Alerting

This guide walks through the creation of alerts, which are used to notify your team of downtime and performance issues.

Creating an alert

Click the plus symbol on the page to view the alert creation form. Select the type of action to perform from Slack, PagerDuty, webhook request, or email as shown here:

Alert actions

Slack and PagerDuty integrations will redirect you to the corresponding site to integrate, while webhooks require a value, in this example the email(s) you’d like to notify:

Multiple emails

Choose if the alert applies to every check, or a single check.

Check selection

Select a metric to alert on, if your only concern is that the website, API, or application is up then select “Downtime”. You may wish to report on unresponsive endpoints using “Total Response Time” as well.

Downtime and response time metrics

Enter the number of minutes of downtime within the time window (15 Minutes here) which is acceptable before triggering an alert. Choosing this value depends greatly on the nature of your service.

For less obtrusive actions such as Slack or email it may be fine to trigger an alert when downtime is above a minute or two, however triggering a PagerDuty for an intermittent problem is less desirable.

Downtime configuration

Click save and you’re good to go!

Types of alerts

Apex Ping supports a variety of metrics to alert on. You’ll likely want a “Downtime” and “Total Response Time” alert to ensure availability and responsiveness. Some alerts such as “Total Response Time” allow you to alert against stats such as min, max, average or percentiles for additional control.
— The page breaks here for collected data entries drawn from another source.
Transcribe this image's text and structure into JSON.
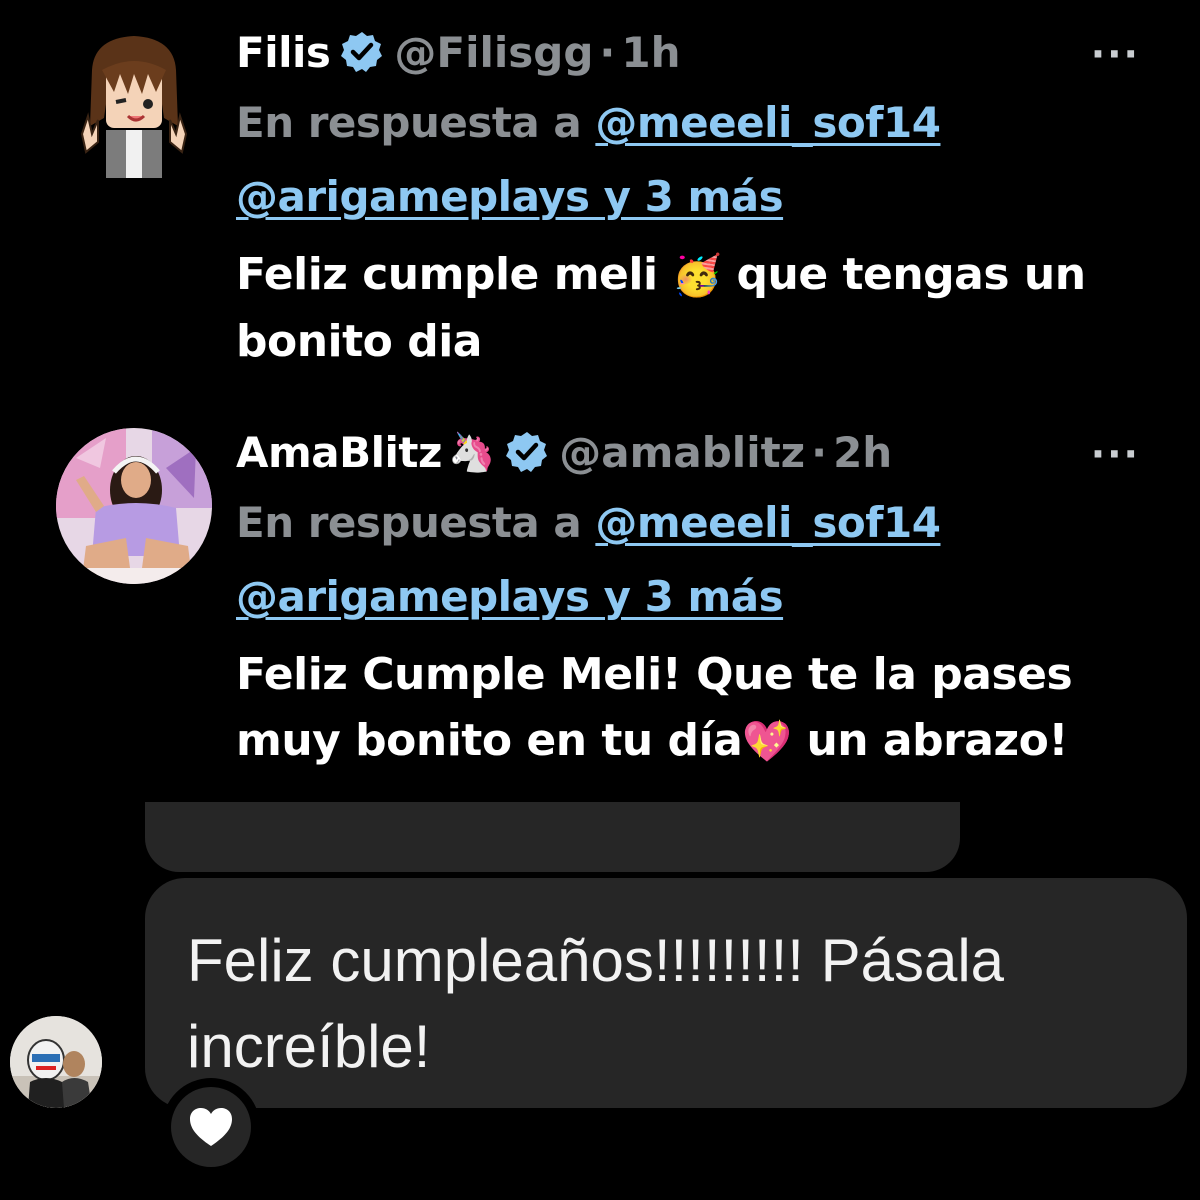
{
  "tweets": [
    {
      "name": "Filis",
      "name_emoji": "",
      "handle": "@Filisgg",
      "time": "1h",
      "more": "···",
      "reply_prefix": "En respuesta a ",
      "mention_1": "@meeeli_sof14",
      "mention_2": "@arigameplays y 3 más",
      "text_a": "Feliz cumple meli ",
      "text_emoji": "🥳",
      "text_b": " que tengas un bonito dia",
      "avatar_icon": "pixel-anime-avatar-icon"
    },
    {
      "name": "AmaBlitz",
      "name_emoji": "🦄",
      "handle": "@amablitz",
      "time": "2h",
      "more": "···",
      "reply_prefix": "En respuesta a ",
      "mention_1": "@meeeli_sof14",
      "mention_2": "@arigameplays y 3 más",
      "text_a": "Feliz Cumple Meli! Que te la pases muy bonito en tu día",
      "text_emoji": "💖",
      "text_b": " un abrazo!",
      "avatar_icon": "profile-photo-icon"
    }
  ],
  "comment": {
    "text": "Feliz cumpleaños!!!!!!!!! Pásala increíble!",
    "like_icon": "heart-icon"
  },
  "colors": {
    "background": "#000000",
    "muted": "#8b8f93",
    "link": "#8ec8f2",
    "verified": "#8ec8f2",
    "bubble": "#262626"
  }
}
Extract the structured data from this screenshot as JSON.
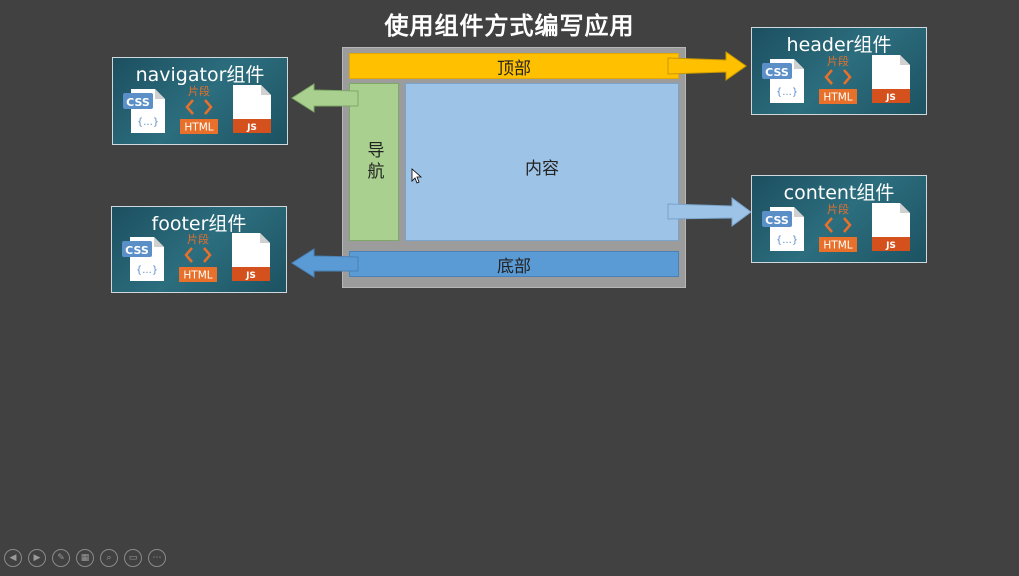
{
  "title": "使用组件方式编写应用",
  "layout": {
    "header": "顶部",
    "nav": "导航",
    "content": "内容",
    "footer": "底部"
  },
  "colors": {
    "header": "#ffc000",
    "nav": "#a9d08e",
    "content": "#9dc3e6",
    "footer": "#5b9bd5"
  },
  "components": {
    "header": "header组件",
    "navigator": "navigator组件",
    "content": "content组件",
    "footer": "footer组件"
  },
  "icon_labels": {
    "css": "CSS",
    "css_braces": "{...}",
    "fragment": "片段",
    "html": "HTML",
    "js": "JS"
  },
  "toolbar": {
    "icons": [
      "prev-icon",
      "next-icon",
      "pen-icon",
      "slides-icon",
      "zoom-icon",
      "subtitle-icon",
      "more-icon"
    ]
  }
}
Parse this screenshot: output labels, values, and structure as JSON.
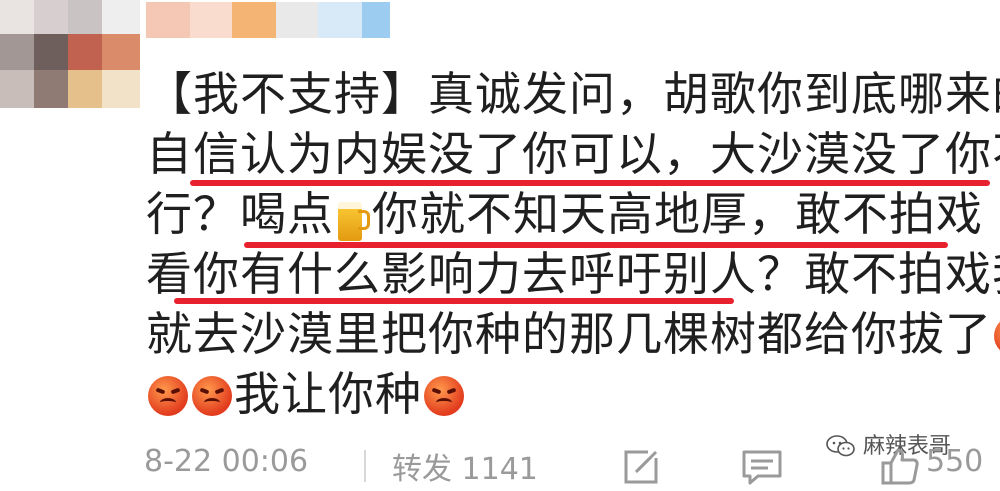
{
  "comment": {
    "lines": [
      "【我不支持】真诚发问，胡歌你到底哪来的",
      "自信认为内娱没了你可以，大沙漠没了你不",
      "行？喝点",
      "你就不知天高地厚，敢不拍戏",
      "看你有什么影响力去呼吁别人？敢不拍戏我",
      "就去沙漠里把你种的那几棵树都给你拔了",
      "我让你种"
    ]
  },
  "footer": {
    "time": "8-22 00:06",
    "forward": "转发 1141",
    "likes": "550"
  },
  "watermark": {
    "text": "麻辣表哥"
  },
  "icons": {
    "angry": "angry-face-icon",
    "beer": "beer-icon",
    "edit": "edit-icon",
    "comment": "comment-icon",
    "like": "thumbs-up-icon"
  },
  "colors": {
    "underline": "#e8212f",
    "meta": "#9a9a9a"
  }
}
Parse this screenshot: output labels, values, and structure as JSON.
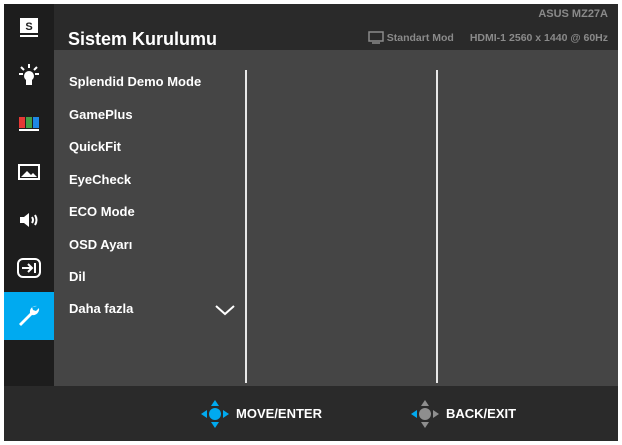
{
  "header": {
    "title": "Sistem Kurulumu",
    "model": "ASUS MZ27A",
    "mode": "Standart Mod",
    "input": "HDMI-1",
    "resolution": "2560 x 1440 @ 60Hz"
  },
  "sidebar": {
    "items": [
      {
        "name": "splendid",
        "icon": "s-splendid-icon"
      },
      {
        "name": "blue-light-filter",
        "icon": "lightbulb-icon"
      },
      {
        "name": "color",
        "icon": "color-bars-icon"
      },
      {
        "name": "image",
        "icon": "image-icon"
      },
      {
        "name": "sound",
        "icon": "speaker-icon"
      },
      {
        "name": "input-select",
        "icon": "input-icon"
      },
      {
        "name": "system-setup",
        "icon": "wrench-icon",
        "active": true
      }
    ],
    "active_color": "#00aaf0"
  },
  "menu": {
    "items": [
      "Splendid Demo Mode",
      "GamePlus",
      "QuickFit",
      "EyeCheck",
      "ECO Mode",
      "OSD Ayarı",
      "Dil",
      "Daha fazla"
    ]
  },
  "footer": {
    "move_label": "MOVE/ENTER",
    "back_label": "BACK/EXIT"
  }
}
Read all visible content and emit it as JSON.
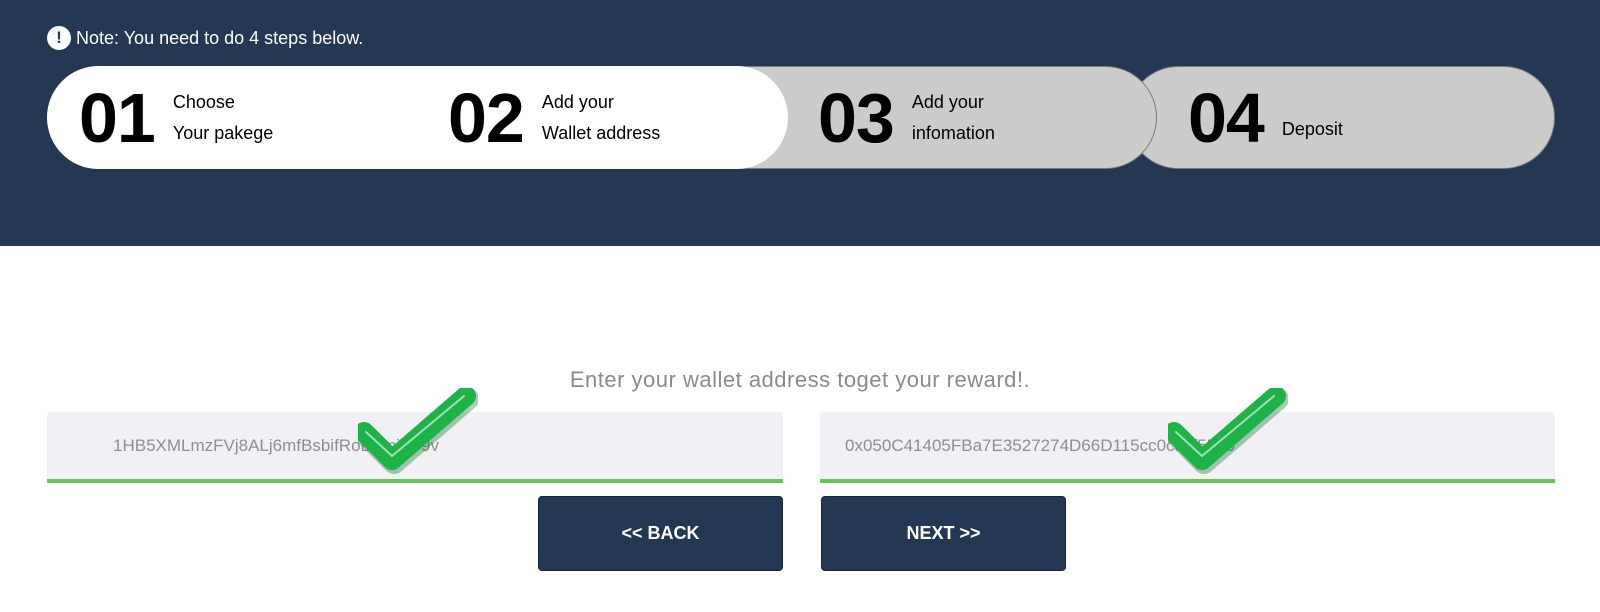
{
  "note": {
    "icon": "exclamation-circle-icon",
    "text": "Note: You need to do 4 steps below."
  },
  "steps": [
    {
      "number": "01",
      "line1": "Choose",
      "line2": "Your pakege",
      "state": "completed"
    },
    {
      "number": "02",
      "line1": "Add your",
      "line2": "Wallet address",
      "state": "current"
    },
    {
      "number": "03",
      "line1": "Add your",
      "line2": "infomation",
      "state": "pending"
    },
    {
      "number": "04",
      "line1": "Deposit",
      "line2": "",
      "state": "pending"
    }
  ],
  "form": {
    "prompt": "Enter your wallet address toget your reward!.",
    "field1_value": "1HB5XMLmzFVj8ALj6mfBsbifRoD4miY99v",
    "field2_value": "0x050C41405FBa7E3527274D66D115cc0cc6f5589",
    "valid_icon": "checkmark-icon"
  },
  "buttons": {
    "back": "<< BACK",
    "next": "NEXT >>"
  },
  "colors": {
    "banner": "#243853",
    "step_inactive": "#cbcbcb",
    "valid_underline": "#6ac259",
    "checkmark": "#1db349"
  }
}
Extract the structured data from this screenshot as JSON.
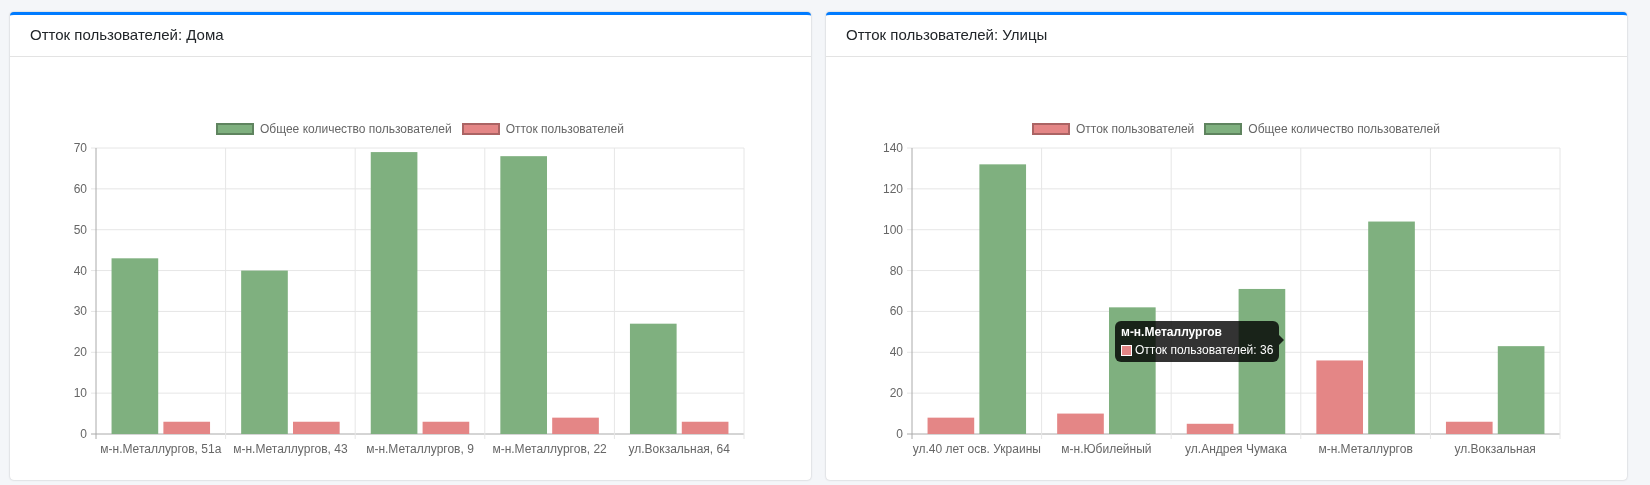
{
  "cards": [
    {
      "title": "Отток пользователей: Дома",
      "chart_data": {
        "type": "bar",
        "categories": [
          "м-н.Металлургов, 51а",
          "м-н.Металлургов, 43",
          "м-н.Металлургов, 9",
          "м-н.Металлургов, 22",
          "ул.Вокзальная, 64"
        ],
        "series": [
          {
            "name": "Общее количество пользователей",
            "color": "#7fb07f",
            "values": [
              43,
              40,
              69,
              68,
              27
            ]
          },
          {
            "name": "Отток пользователей",
            "color": "#e48686",
            "values": [
              3,
              3,
              3,
              4,
              3
            ]
          }
        ],
        "ylim": [
          0,
          70
        ],
        "yticks": [
          0,
          10,
          20,
          30,
          40,
          50,
          60,
          70
        ],
        "grid": true,
        "legend": true
      }
    },
    {
      "title": "Отток пользователей: Улицы",
      "chart_data": {
        "type": "bar",
        "categories": [
          "ул.40 лет осв. Украины",
          "м-н.Юбилейный",
          "ул.Андрея Чумака",
          "м-н.Металлургов",
          "ул.Вокзальная"
        ],
        "series": [
          {
            "name": "Отток пользователей",
            "color": "#e48686",
            "values": [
              8,
              10,
              5,
              36,
              6
            ]
          },
          {
            "name": "Общее количество пользователей",
            "color": "#7fb07f",
            "values": [
              132,
              62,
              71,
              104,
              43
            ]
          }
        ],
        "ylim": [
          0,
          140
        ],
        "yticks": [
          0,
          20,
          40,
          60,
          80,
          100,
          120,
          140
        ],
        "grid": true,
        "legend": true
      },
      "tooltip": {
        "title": "м-н.Металлургов",
        "label": "Отток пользователей: 36",
        "color": "#e48686"
      }
    }
  ]
}
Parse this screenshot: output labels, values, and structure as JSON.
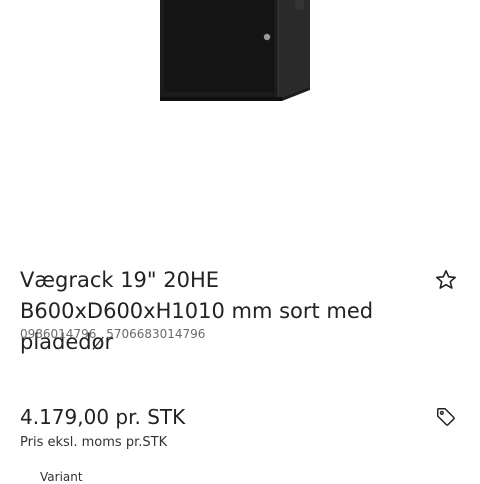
{
  "product": {
    "title": "Vægrack 19\" 20HE B600xD600xH1010 mm sort med pladedør",
    "sku": "0986014796",
    "ean": "5706683014796",
    "price": "4.179,00 pr. STK",
    "price_note": "Pris eksl. moms pr.STK",
    "variant_label": "Variant"
  },
  "icons": {
    "favorite": "star-outline-icon",
    "price_tag": "tag-icon"
  },
  "colors": {
    "background": "#ffffff",
    "text": "#222222",
    "muted": "#6b6b6b",
    "cabinet": "#1c1c1c"
  }
}
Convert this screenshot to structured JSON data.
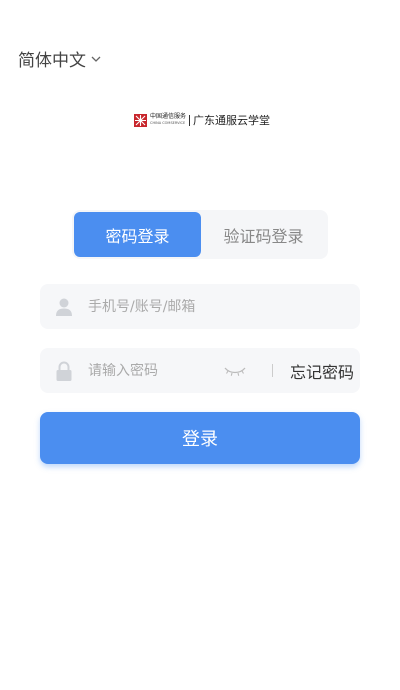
{
  "language": {
    "label": "简体中文",
    "icon": "chevron-down-icon"
  },
  "logo": {
    "org_cn": "中国通信服务",
    "org_en": "CHINA COMSERVICE",
    "app_name": "广东通服云学堂"
  },
  "tabs": [
    {
      "label": "密码登录",
      "active": true
    },
    {
      "label": "验证码登录",
      "active": false
    }
  ],
  "account_field": {
    "placeholder": "手机号/账号/邮箱",
    "value": "",
    "icon": "user-icon"
  },
  "password_field": {
    "placeholder": "请输入密码",
    "value": "",
    "icon": "lock-icon",
    "toggle_icon": "eye-closed-icon"
  },
  "forgot_password": "忘记密码",
  "login_button": "登录",
  "colors": {
    "accent": "#4b8ef0",
    "field_bg": "#f6f7f9",
    "tab_bg": "#f5f6f8"
  }
}
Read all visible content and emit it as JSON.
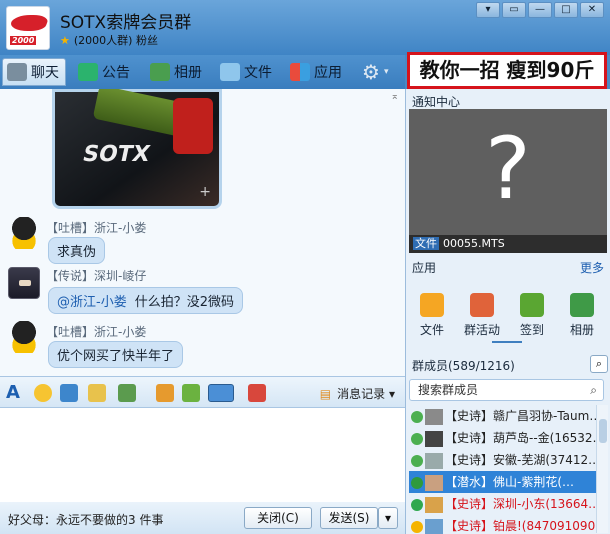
{
  "window": {
    "group_name": "SOTX索牌会员群",
    "group_sub": "(2000人群) 粉丝",
    "logo_text": "2000",
    "controls": [
      "▾",
      "▭",
      "—",
      "□",
      "✕"
    ]
  },
  "tabs": [
    {
      "label": "聊天",
      "icon": "chat-icon",
      "active": true
    },
    {
      "label": "公告",
      "icon": "megaphone-icon"
    },
    {
      "label": "相册",
      "icon": "album-icon"
    },
    {
      "label": "文件",
      "icon": "folder-icon"
    },
    {
      "label": "应用",
      "icon": "apps-icon"
    }
  ],
  "ad_banner": "教你一招 瘦到90斤",
  "photo_text": "SOTX",
  "messages": [
    {
      "header": "【吐槽】浙江-小娄",
      "text": "求真伪"
    },
    {
      "header": "【传说】深圳-崚仔",
      "mention": "@浙江-小娄",
      "text": "什么拍？没2微码"
    },
    {
      "header": "【吐槽】浙江-小娄",
      "text": "优个网买了快半年了"
    }
  ],
  "toolbar": {
    "history_label": "消息记录"
  },
  "bottom": {
    "tip": "好父母：永远不要做的3 件事",
    "close_label": "关闭(C)",
    "send_label": "发送(S)"
  },
  "right": {
    "notify_title": "通知中心",
    "notify_tag": "文件",
    "notify_file": "00055.MTS",
    "apps_title": "应用",
    "more_label": "更多",
    "apps": [
      {
        "label": "文件",
        "icon": "file-app-icon",
        "color": "#f5a623"
      },
      {
        "label": "群活动",
        "icon": "flag-app-icon",
        "color": "#e0633a"
      },
      {
        "label": "签到",
        "icon": "checkin-app-icon",
        "color": "#5aa632"
      },
      {
        "label": "相册",
        "icon": "album-app-icon",
        "color": "#3f9a47"
      }
    ],
    "members_title": "群成员(589/1216)",
    "search_placeholder": "搜索群成员",
    "members": [
      {
        "text": "【史诗】赣广昌羽协-Taum…"
      },
      {
        "text": "【史诗】葫芦岛--金(16532…"
      },
      {
        "text": "【史诗】安徽-芜湖(37412…"
      },
      {
        "text": "【潜水】佛山-紫荆花(…",
        "selected": true
      },
      {
        "text": "【史诗】深圳-小东(13664…",
        "red": true
      },
      {
        "text": "【史诗】铂晨!(847091090)",
        "red": true
      }
    ]
  },
  "colors": {
    "accent": "#2f83d7",
    "ad_border": "#d6131b"
  }
}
  • Total Response Time: Time taken to complete the entire request
  • Downtime: Approximate downtime in minutes
  • Apdex Score: Average Apdex score
  • Name Lookup Time: Time taken to perform DNS lookup
  • Connect Time: Time taken to establish TCP connection
  • Redirect Time: Time taken to perform redirect(s)
  • TLS Handshake Time: Time taken to negotiate the secure connection handshake
  • Response Time: Time taken for the server to respond, excluding connection latency
  • Header Size: Response header size in bytes
  • Body Size: Response body size in bytes

Reducing noise from alerts

If you’re receiving too many notifications, you may want to consider increasing the threshold and alert window — let’s look at a few examples.

The most sensitive alert possible would be: Downtime is above 0 minutes in the past 5 minutes, notifying you as soon as a single error is detected, remaining triggered until 5 minutes of uptime is seen by the alerting system, after which it may trigger again.

To decrease the sensitivity you could try Downtime is above 3 in the past 5 minutes, triggering after 3 uptime confirmations have failed.

Alternatively, the alert window may be increased to lower the frequency of resolving, for example, the configuration Downtime is above 0 minutes in the past 60 minutes will trigger immediately, resolving after observing 60 minutes of uptime, resulting in fewer notifications.

How downtime confirmation works

Apex Ping currently confirms downtime in three additional locations to ensure that the failure is not intermittent. This helps reduce false-positives, however it’s important to note that a single “minute” of downtime is effectively equivalent to four HTTP requests failing.

Requests which take longer than 10 seconds time out, and are treated as errors which contribute to downtime.

Alert email delivery

Alert emails are delivered from the alerts@apex.sh address, subjects are formatted as follows, which may be useful for integration with services such as OpsGenie:

  • [triggered] tjholowaychuk.com: Downtime is above one minute.
  • [resolved] tjholowaychuk.com: Downtime is no longer above one minute.